What you can do to shield your business from online criminals.
When it comes to cybercrime, one thing you should never forget is the importance of maintaining constant vigilance. Let your guard down or become lackadaisical, and you may well feel the sting of digital deception. Try to incorporate the following cybersecurity tips into your business operations.
- Practice excellent cyber hygiene. If the safety measures surrounding your website are shoddy, fraudsters will pounce. For optimal security, be sure your software and SSL certificates are updated regularly. Follow the Payment Card Industry Data Security Standard (PCI DSS). Be sure your passwords for all accounts and databases are strong. Scan your site regularly for malware. Encrypt all communications with customers and suppliers. Regularly remove inactive users and plugins.
- Ensure PCI compliance. As mentioned above, these standards are designed to protect the cardholder data you manage, store, and transmit. If you use a software as a service (SaaS) platform for your secure payment processing, the vendor should take steps to always remain in compliance.
- Constantly be on the lookout for fraud. Signals that can be red flags for fraud include inconsistent billing or shipping details, unusually large orders, or the physical location of your customers in countries known for elevated instances of fraud.

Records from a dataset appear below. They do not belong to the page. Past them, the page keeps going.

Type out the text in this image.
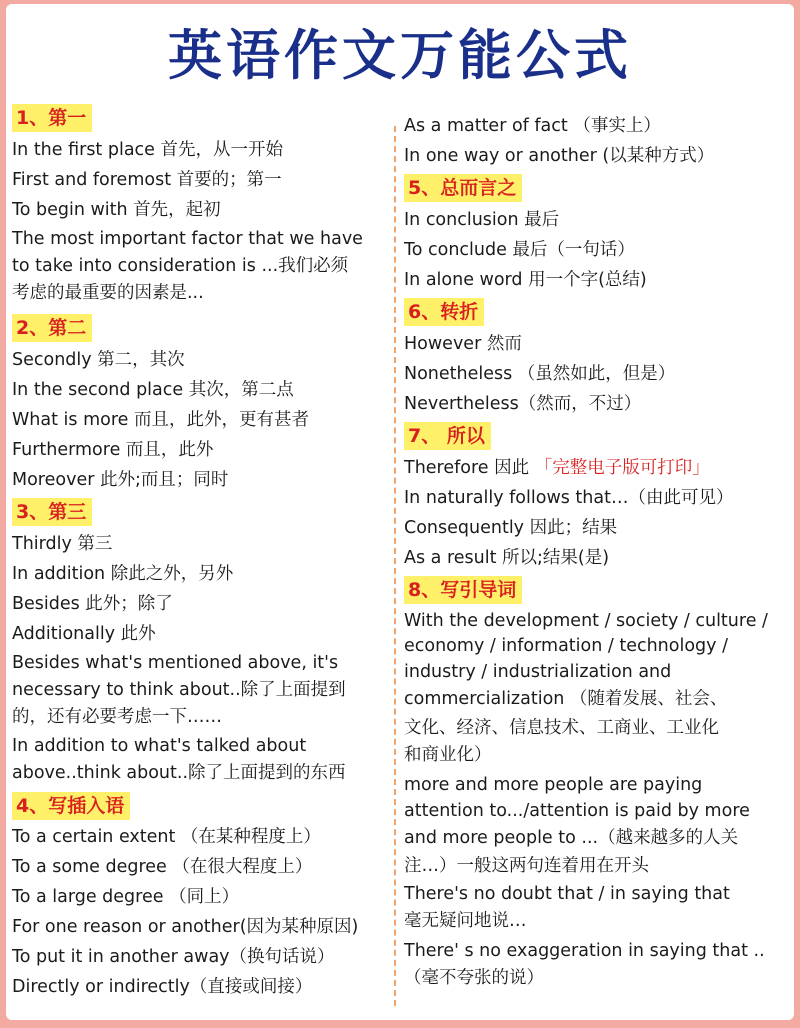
英语作文万能公式
1、第一
In the first place 首先，从一开始
First and foremost 首要的；第一
To begin with 首先，起初
The most important factor that we have
to take into consideration is ...我们必须
考虑的最重要的因素是...
2、第二
Secondly 第二，其次
In the second place 其次，第二点
What is more 而且，此外，更有甚者
Furthermore 而且，此外
Moreover 此外;而且；同时
3、第三
Thirdly 第三
In addition 除此之外，另外
Besides 此外；除了
Additionally 此外
Besides what's mentioned above, it's
necessary to think about..除了上面提到
的，还有必要考虑一下……
In addition to what's talked about
above..think about..除了上面提到的东西
4、写插入语
To a certain extent （在某种程度上）
To a some degree （在很大程度上）
To a large degree （同上）
For one reason or another(因为某种原因)
To put it in another away（换句话说）
Directly or indirectly（直接或间接）
As a matter of fact （事实上）
In one way or another (以某种方式）
5、总而言之
In conclusion 最后
To conclude 最后（一句话）
In alone word 用一个字(总结)
6、转折
However 然而
Nonetheless （虽然如此，但是）
Nevertheless（然而，不过）
7、 所以
Therefore 因此 「完整电子版可打印」
In naturally follows that…（由此可见）
Consequently 因此；结果
As a result 所以;结果(是)
8、写引导词
With the development / society / culture /
economy / information / technology /
industry / industrialization and
commercialization （随着发展、社会、
文化、经济、信息技术、工商业、工业化
和商业化）
more and more people are paying
attention to.../attention is paid by more
and more people to ...（越来越多的人关
注…）一般这两句连着用在开头
There's no doubt that / in saying that
毫无疑问地说…
There' s no exaggeration in saying that ..
（毫不夸张的说）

- Ask your payment processing company to connect you with an Address Verification Service (AVS). This program checks the billing address that the customer has submitted, comparing it against the one that is on file with the issuing bank. If the two don’t match, the payment is either declined or the transaction is flagged for additional investigation.
- Require that your customers provide Card Verification Value (CVV) numbers for all purchases. Taking this step helps to ensure that the customer has the physical card in their possession when attempting to make a purchase.

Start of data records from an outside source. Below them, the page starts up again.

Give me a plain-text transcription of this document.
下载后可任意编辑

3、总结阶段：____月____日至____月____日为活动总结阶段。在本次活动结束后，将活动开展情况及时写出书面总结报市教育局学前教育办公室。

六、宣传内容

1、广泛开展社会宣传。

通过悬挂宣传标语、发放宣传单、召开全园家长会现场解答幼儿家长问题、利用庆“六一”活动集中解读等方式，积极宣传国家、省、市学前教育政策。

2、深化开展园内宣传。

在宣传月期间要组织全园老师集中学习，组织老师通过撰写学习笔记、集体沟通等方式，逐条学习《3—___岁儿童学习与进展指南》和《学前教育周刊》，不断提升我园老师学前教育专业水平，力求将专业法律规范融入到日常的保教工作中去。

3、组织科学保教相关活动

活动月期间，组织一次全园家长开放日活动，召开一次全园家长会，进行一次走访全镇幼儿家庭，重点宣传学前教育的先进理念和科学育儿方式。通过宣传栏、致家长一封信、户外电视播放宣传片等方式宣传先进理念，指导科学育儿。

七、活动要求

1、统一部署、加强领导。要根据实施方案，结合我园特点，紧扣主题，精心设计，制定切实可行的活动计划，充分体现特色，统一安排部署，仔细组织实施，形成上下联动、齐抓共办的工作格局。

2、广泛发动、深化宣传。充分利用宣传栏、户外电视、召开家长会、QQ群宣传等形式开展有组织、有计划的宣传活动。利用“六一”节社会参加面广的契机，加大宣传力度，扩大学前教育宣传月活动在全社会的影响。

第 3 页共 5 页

- Use Hypertext Transfer Protocol Secure (HTTPS). This more secure version of the HTTP protocol encrypts all data sent from the customer’s web browser to your online store. Hackers are unable to view or steal buyers’ sensitive information once you purchase an SSL certificate and use HTTPS.
- Be a minimalist. Only collect the customer data you need and nothing more.

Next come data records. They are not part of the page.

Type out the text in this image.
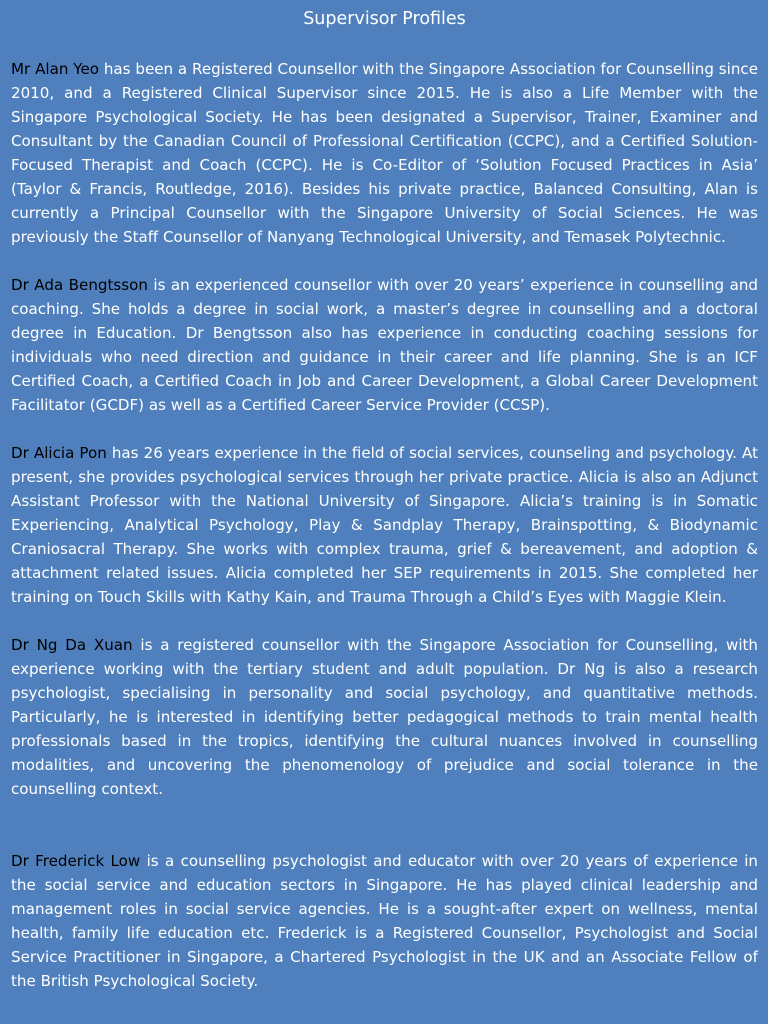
Supervisor Profiles

Mr Alan Yeo has been a Registered Counsellor with the Singapore Association for Counselling since 2010, and a Registered Clinical Supervisor since 2015. He is also a Life Member with the Singapore Psychological Society. He has been designated a Supervisor, Trainer, Examiner and Consultant by the Canadian Council of Professional Certification (CCPC), and a Certified Solution-Focused Therapist and Coach (CCPC). He is Co-Editor of ‘Solution Focused Practices in Asia’ (Taylor & Francis, Routledge, 2016). Besides his private practice, Balanced Consulting, Alan is currently a Principal Counsellor with the Singapore University of Social Sciences. He was previously the Staff Counsellor of Nanyang Technological University, and Temasek Polytechnic.

Dr Ada Bengtsson is an experienced counsellor with over 20 years’ experience in counselling and coaching. She holds a degree in social work, a master’s degree in counselling and a doctoral degree in Education. Dr Bengtsson also has experience in conducting coaching sessions for individuals who need direction and guidance in their career and life planning. She is an ICF Certified Coach, a Certified Coach in Job and Career Development, a Global Career Development Facilitator (GCDF) as well as a Certified Career Service Provider (CCSP).

Dr Alicia Pon has 26 years experience in the field of social services, counseling and psychology. At present, she provides psychological services through her private practice. Alicia is also an Adjunct Assistant Professor with the National University of Singapore. Alicia’s training is in Somatic Experiencing, Analytical Psychology, Play & Sandplay Therapy, Brainspotting, & Biodynamic Craniosacral Therapy. She works with complex trauma, grief & bereavement, and adoption & attachment related issues. Alicia completed her SEP requirements in 2015. She completed her training on Touch Skills with Kathy Kain, and Trauma Through a Child’s Eyes with Maggie Klein.

Dr Ng Da Xuan is a registered counsellor with the Singapore Association for Counselling, with experience working with the tertiary student and adult population. Dr Ng is also a research psychologist, specialising in personality and social psychology, and quantitative methods. Particularly, he is interested in identifying better pedagogical methods to train mental health professionals based in the tropics, identifying the cultural nuances involved in counselling modalities, and uncovering the phenomenology of prejudice and social tolerance in the counselling context.

Dr Frederick Low is a counselling psychologist and educator with over 20 years of experience in the social service and education sectors in Singapore. He has played clinical leadership and management roles in social service agencies. He is a sought-after expert on wellness, mental health, family life education etc. Frederick is a Registered Counsellor, Psychologist and Social Service Practitioner in Singapore, a Chartered Psychologist in the UK and an Associate Fellow of the British Psychological Society.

- Use anti-fraud software to bolster your security. You can choose different options according to your level of technical expertise, the size of your company, and your budget. Types include basic tools attached to your ecommerce shopping cart software to sniff out fraud, verify email, and physical addresses and do device fingerprinting; intermediate tools that fight chargebacks, automatically decline high-risk purchases, and provide account takeover protection; and systems for larger merchants that also provide case management, manual review of suspicious transactions, loyalty fraud management, and policy abuse protection.
- Always be sure that the credit card and IP addresses match. The customer’s IP address can be detected for any order made. This string of digits separated by periods identifies the computer that is using the internet to conduct the purchase. The IP address can give you a good idea of the country or region of the world where the transaction was initiated. If it is different from the address on the credit card, this is a fraud red flag.
- Avoid shipping your merchandise to post office boxes or freight forwarders. Fraudsters prefer these anonymous locations because it is more difficult for law enforcement to detect them.
Whenever you sell products and services to the public, you run the inevitable risk of experiencing fraud. Unfortunately, your specialty as an online vendor makes this possibility even more likely. Shielding your customers and your brand from digital criminals will help to ensure that you don’t experience anyone misrepresenting themselves until next October when a trick-or-treater knocks on your door.